EnrichR is a public, IP-rate-limited service. The module keeps an in-process LRU cache (1 h TTL, 64 entries) keyed by the sorted gene list + library set, so repeated clicks of Run on the same input do not re-hit the API. Restarting the process clears the cache.

If you expect heavy traffic, put nginx (or your CDN) in front of /api/enrichment with its own cache layer — the response is deterministic for a given (genes, libraries) tuple.

Frontend tab

An Enrichment tab appears in the SPA nav when this module is enabled. UI flow:

  1. Paste a gene list (one per line or comma-separated) into the left rail.
  2. Tick libraries; click Run.
  3. The main pane renders a per-library accordion, each with a horizontal barplot of the top-15 terms by -log10(padj) (coloured by combined score) plus a sortable table.
  4. Download CSV on each section exports that library's full table.

Copilot tool

When both enrichment and copilot are enabled the module contributes one tool to the Claude agent loop:

enrich_genes

{
  "name": "enrich_genes",
  "description": "Run pathway enrichment on a gene list via the public EnrichR API and return the top terms across one or more libraries.",
  "input_schema": {
    "type": "object",
    "properties": {
      "genes":     {"type": "array", "items": {"type": "string"},
                    "description": "Gene symbols to test (uppercase HGNC)."},
      "libraries": {"type": "array", "items": {"type": "string"},
                    "description": "EnrichR library names. Defaults to GO_Biological_Process_2023, KEGG_2021_Human, MSigDB_Hallmark_2020."},
      "top_n":     {"type": "integer", "default": 20,
                    "description": "Top terms to return per library."}
    },
    "required": ["genes"]
  }
}

System prompt fragment

enrich_genes runs live EnrichR on a gene list and returns the top terms across user-chosen libraries. Use it after a DE pull to turn a top-gene set into pathways. Default libraries cover GO BP, KEGG, MSigDB Hallmark.
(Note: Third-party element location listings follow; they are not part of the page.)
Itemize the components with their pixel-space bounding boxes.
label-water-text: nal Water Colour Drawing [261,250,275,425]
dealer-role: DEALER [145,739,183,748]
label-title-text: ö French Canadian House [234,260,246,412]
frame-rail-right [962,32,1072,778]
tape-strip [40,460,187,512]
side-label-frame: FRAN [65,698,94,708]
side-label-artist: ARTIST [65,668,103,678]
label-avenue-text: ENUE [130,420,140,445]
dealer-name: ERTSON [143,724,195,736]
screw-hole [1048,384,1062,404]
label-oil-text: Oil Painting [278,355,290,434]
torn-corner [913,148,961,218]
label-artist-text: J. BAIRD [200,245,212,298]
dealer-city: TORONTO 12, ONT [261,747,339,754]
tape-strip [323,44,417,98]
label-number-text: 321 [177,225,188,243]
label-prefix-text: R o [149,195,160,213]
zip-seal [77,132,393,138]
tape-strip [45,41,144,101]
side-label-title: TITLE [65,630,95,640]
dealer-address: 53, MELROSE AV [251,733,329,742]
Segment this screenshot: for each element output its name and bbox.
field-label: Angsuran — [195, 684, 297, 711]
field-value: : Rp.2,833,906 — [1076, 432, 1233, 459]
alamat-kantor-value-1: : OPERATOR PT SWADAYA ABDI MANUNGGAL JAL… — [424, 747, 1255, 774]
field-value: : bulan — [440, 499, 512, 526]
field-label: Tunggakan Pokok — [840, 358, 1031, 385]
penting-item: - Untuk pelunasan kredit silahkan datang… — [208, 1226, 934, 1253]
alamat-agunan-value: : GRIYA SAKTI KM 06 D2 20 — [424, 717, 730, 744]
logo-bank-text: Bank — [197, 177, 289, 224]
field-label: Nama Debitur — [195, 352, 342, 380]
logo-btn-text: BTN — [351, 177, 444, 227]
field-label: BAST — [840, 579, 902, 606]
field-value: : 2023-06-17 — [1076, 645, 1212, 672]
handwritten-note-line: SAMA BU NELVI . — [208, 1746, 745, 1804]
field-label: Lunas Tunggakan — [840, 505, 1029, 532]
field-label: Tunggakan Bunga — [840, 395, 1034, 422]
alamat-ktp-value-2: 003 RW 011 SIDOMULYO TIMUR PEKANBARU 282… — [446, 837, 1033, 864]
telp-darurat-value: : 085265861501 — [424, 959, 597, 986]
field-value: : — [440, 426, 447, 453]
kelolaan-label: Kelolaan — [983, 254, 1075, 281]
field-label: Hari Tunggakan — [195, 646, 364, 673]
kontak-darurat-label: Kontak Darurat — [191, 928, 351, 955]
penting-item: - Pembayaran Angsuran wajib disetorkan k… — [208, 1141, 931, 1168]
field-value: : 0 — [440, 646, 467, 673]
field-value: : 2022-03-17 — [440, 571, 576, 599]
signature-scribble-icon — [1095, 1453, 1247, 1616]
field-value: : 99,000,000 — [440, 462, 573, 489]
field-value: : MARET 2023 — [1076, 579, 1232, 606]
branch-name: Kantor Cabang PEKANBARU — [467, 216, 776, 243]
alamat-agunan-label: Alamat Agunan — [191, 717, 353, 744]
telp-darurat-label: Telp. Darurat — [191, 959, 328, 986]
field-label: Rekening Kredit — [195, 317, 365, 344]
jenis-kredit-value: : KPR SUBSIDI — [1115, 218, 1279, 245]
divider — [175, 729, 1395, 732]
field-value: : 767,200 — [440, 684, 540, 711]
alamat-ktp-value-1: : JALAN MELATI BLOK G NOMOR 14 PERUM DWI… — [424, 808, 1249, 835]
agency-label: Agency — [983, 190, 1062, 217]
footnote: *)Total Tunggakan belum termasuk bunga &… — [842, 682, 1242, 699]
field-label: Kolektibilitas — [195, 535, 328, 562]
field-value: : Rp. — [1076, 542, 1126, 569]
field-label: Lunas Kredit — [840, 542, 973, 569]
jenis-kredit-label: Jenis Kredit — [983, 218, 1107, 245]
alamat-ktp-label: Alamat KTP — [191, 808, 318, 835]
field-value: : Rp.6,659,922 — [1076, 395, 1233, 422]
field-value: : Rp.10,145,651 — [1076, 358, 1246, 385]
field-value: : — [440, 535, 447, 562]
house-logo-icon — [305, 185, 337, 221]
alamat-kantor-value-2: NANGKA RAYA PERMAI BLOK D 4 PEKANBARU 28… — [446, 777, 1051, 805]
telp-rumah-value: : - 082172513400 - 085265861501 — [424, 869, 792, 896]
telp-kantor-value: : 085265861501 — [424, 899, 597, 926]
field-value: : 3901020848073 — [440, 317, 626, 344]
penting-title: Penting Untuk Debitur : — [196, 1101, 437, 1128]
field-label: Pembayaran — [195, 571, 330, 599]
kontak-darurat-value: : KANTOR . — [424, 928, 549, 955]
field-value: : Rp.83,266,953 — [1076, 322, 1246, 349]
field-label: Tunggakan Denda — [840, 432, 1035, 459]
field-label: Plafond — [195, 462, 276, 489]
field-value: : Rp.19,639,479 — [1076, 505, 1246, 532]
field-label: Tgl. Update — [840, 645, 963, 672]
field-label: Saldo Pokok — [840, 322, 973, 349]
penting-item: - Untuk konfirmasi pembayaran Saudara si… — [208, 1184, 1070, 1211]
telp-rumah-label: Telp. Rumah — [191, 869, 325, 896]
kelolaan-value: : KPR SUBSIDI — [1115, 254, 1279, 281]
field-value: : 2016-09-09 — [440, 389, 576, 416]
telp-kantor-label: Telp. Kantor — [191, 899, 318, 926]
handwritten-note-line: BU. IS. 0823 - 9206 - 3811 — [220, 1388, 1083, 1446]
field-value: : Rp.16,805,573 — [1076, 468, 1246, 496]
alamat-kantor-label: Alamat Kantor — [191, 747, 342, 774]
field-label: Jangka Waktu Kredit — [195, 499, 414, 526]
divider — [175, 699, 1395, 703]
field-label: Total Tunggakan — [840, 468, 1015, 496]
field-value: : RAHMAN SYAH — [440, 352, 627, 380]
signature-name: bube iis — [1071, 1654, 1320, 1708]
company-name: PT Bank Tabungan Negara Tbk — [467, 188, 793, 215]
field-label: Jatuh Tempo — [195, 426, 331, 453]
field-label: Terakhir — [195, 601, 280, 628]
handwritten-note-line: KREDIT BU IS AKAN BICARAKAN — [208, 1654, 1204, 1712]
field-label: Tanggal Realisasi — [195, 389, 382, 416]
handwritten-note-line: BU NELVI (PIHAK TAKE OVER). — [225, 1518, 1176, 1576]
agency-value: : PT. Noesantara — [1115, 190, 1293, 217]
This is what lets the user ask the chat "What's enriched among the top up-regulated genes for X vs Y?" — the copilot pulls the DE hits via compare_groups, then chains into enrich_genes without leaving the conversation. Implementation at stellar/modules/enrichment/__init__.py — see Extending for the pattern.

Constraints

The route hits a third-party public API. For fully-offline atlases, disable this module.